Una persona puede no pertenecer a ninguna tradición de fe, ni sintonizar con las creencias de ninguna religión organizada, de modo que sea una persona no religiosa desde el punto de vista institucional. Incluso se puede considerar a sí mismo como arreligioso, irreligioso, ateo o agnóstico, algo muy normal. Ahora bien, de ahí no se deduce que esa persona sea objetivamente ajena a toda posición religiosa, si son ciertas las teorías que afirman que la religión está anclada en la naturaleza humana, que forma parte integrante de los universales culturales en toda sociedad y que sus mecanismos entran en juego en la dinámica del psiquismo individual.

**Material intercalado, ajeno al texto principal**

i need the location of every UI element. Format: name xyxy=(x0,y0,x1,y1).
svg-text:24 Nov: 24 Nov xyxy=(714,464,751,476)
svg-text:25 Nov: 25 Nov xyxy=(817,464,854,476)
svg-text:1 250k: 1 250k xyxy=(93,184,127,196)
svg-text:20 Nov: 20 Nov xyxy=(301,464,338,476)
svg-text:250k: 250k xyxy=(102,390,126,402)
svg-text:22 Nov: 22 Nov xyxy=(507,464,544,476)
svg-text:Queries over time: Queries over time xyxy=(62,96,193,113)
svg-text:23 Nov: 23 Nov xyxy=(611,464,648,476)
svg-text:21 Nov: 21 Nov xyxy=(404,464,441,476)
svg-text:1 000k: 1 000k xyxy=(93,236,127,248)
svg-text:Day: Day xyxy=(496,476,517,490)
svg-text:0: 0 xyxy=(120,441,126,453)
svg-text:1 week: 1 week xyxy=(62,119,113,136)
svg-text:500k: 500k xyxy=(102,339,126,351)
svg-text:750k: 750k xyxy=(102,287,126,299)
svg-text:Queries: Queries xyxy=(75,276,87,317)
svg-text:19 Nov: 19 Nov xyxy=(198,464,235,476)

La individualidad no llega a constituirse sin aquello que la precede. En cuanto parte del sistema cultural, antropológicamente hablando, la religión precede al individuo con el mismo fundamento que la lengua hablada, la estructura de parentesco, la escala musical, etc. Todos esos factores comportan desarrollos históricos de las respectivas dimensiones bioantropológicas. Una vez producida la socialización del individuo en la vida ordinaria, cada uno podrá hablar o callar, relacionarse o no con sus parientes, cantar o desafinar, etc. El sistema cultural transmite contenidos para la actuación particular, pero lo que impone se define sobre todo en términos de reglas y posibilidades. Impone la gramática y el léxico, pero no tanto lo que hay que decir. Así, los significados de lo religioso no son un repertorio cerrado, sino que se redefinen socialmente a lo largo de la historia, y las personas, sin dejar de estar sumergidas en el seno de la sociedad, a medida que maduran, van construyendo individualmente los contenidos de sus creencias, emociones y prácticas.


A fin de cuentas, es el individuo como persona humana quien posee en exclusiva los atributos de la sensibilidad, la racionalidad, la libertad, en una palabra, la conciencia reflexiva y responsable. Aunque opere en sociedad, con códigos culturales, y en comunidad de vida, la conciencia personal permanece como un baluarte irreductible en la interacción con el universo, la vida, la historia y la trascendencia.


Bien es cierto que la existencia humana individual, en comparación con la escala de la sociedad, resulta insignificante, frágil y efímera, sin embargo es en el individuo donde reside la realidad concreta de la especie biológica, de la cultura y de la conciencia. Solo él comporta en sí mismo los esquemas bioevolutivos que instauran la humanidad. Yendo desde lo más básico hacia arriba, cabría rastrear de alguna manera la sinuosa pista que lleva, desde las leyes físicas y genéticas de la naturaleza, a través de las reglas de la cultura, hasta la configuración de las decisiones de la persona. A través del cuerpo y la mente, como estructuras en el trasfondo de la conciencia, se conocen hoy, según ya hemos mencionado, predisposiciones al pensamiento religioso, a la elaboración de significados interpretativos del cosmos, la vida y la historia, que siempre sobrepasan el conocimiento empírico. En efecto, el mito, clave del lenguaje religioso, es, para la antropología, una forma omnipresente de interpretar la realidad, de la que nadie puede prescindir por completo. Se pone en acto siempre que alguien confiere un sentido a su experiencia humana del mundo y la sociedad, a veces en aspectos fragmentarios, pero sobre todo cuando se refiere a la totalidad y la ultimidad.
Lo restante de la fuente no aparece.